Saya pun juga penasaran dengan cara membuat Jamu Jun yang dimana Ibu Yatmi bilang sangat gampang dan bahan-bahannya mudah didapatkan dipasar yaitu, kapulaga, bunga lawang, serai, jahe, kayu manis disangrai. Setelah wangi tambahkan air dan gula aren, tunggu hingga mendidih dengan api kecil lalu campurkan tepung beras, tepung ketan aduk hingga terlihat halus dan mengental. Cara membuat kuahnya masukkan santan, daun pandan dengan air secukupnya, masak dengan api kecil hingga mendidih. Jangan lupa ya tambahkan garam sesuai selera untuk menambah rasa gurih-gurih enak. Sssttt, ada tips dari Ibu Yatmi bisa tambahkan adas manis.

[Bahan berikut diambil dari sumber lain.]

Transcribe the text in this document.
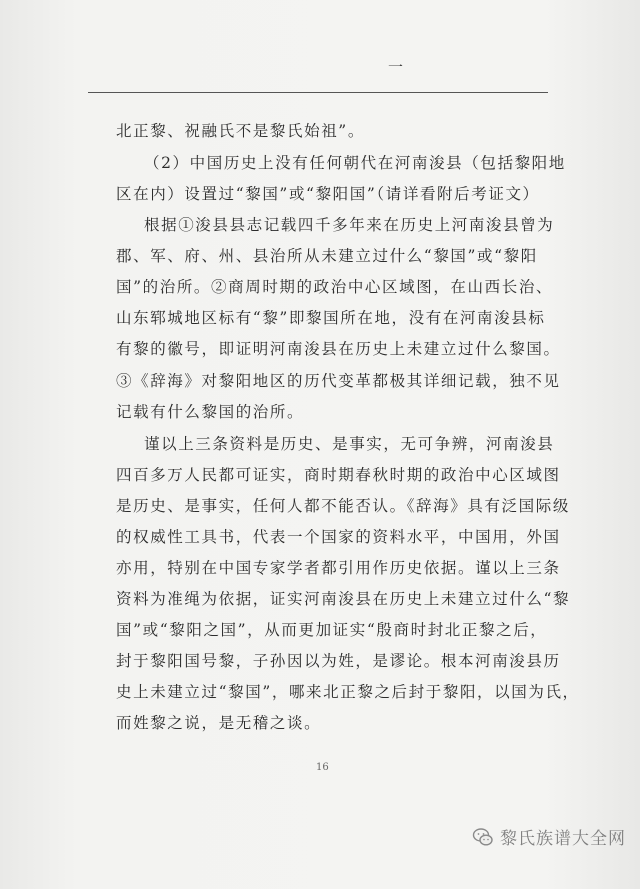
一
北正黎、祝融氏不是黎氏始祖”。
（2）中国历史上没有任何朝代在河南浚县（包括黎阳地
区在内）设置过“黎国”或“黎阳国”（请详看附后考证文）
根据①浚县县志记载四千多年来在历史上河南浚县曾为
郡、军、府、州、县治所从未建立过什么“黎国”或“黎阳
国”的治所。②商周时期的政治中心区域图，在山西长治、
山东郓城地区标有“黎”即黎国所在地，没有在河南浚县标
有黎的徽号，即证明河南浚县在历史上未建立过什么黎国。
③《辞海》对黎阳地区的历代变革都极其详细记载，独不见
记载有什么黎国的治所。
谨以上三条资料是历史、是事实，无可争辨，河南浚县
四百多万人民都可证实，商时期春秋时期的政治中心区域图
是历史、是事实，任何人都不能否认。《辞海》具有泛国际级
的权威性工具书，代表一个国家的资料水平，中国用，外国
亦用，特别在中国专家学者都引用作历史依据。谨以上三条
资料为准绳为依据，证实河南浚县在历史上未建立过什么“黎
国”或“黎阳之国”，从而更加证实“殷商时封北正黎之后，
封于黎阳国号黎，子孙因以为姓，是谬论。根本河南浚县历
史上未建立过“黎国”，哪来北正黎之后封于黎阳，以国为氏，
而姓黎之说，是无稽之谈。
16
黎氏族谱大全网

Oh iya, satu lagi nih karena saya penasarn asal kata Jun yang awalnya saya pikir nama orang -- karena tanya Ibu Yatmi beliau tidak tau -- ternyata ada sejarahnya. Jun adalah gerabah gentong tempat air yang memiliki leher sempit -- mirip kendi -- dimana dulunya penjual jamu ini menggunakan Jun untuk menyimpan minuman tradisional ini agar tetap hangat, dari sinilah terlahir nama Jamu Jun.
Btw friends, bisa memesan Jamu Jun dengan dua pilihan. Jika kamu lebih menyukai rasa manis, pesan saja tidak menambahkan bubuk merica. Kalo bagi saya sih pastinya akan menambah merica, karena sensasi pedas-pedasnya merica bikin tertagih. Selain itu bisa merasakan 2in1, manis -- pedas -- manis -- pedas, tidak cepat eneg dan ga boring.
Nah friends, tak perlu khawatir ketika badan kurang enak, pusing memikirkan makanan apa yang bisa membantu mengembalikan kebugaran tubuh, Jamu Jun dapat membantu kalian agar badan terasa lebih sehat setelah memakannya, uhm atau meminumnya. Yuk, coba Jamu Jun untuk memperbaiki sistem imun tubuh kita yang seringkali kita abaikan dengan mengkonsumsinya bisa sebagai menu sarapan atau brunch ketika sore hari hingga dinner.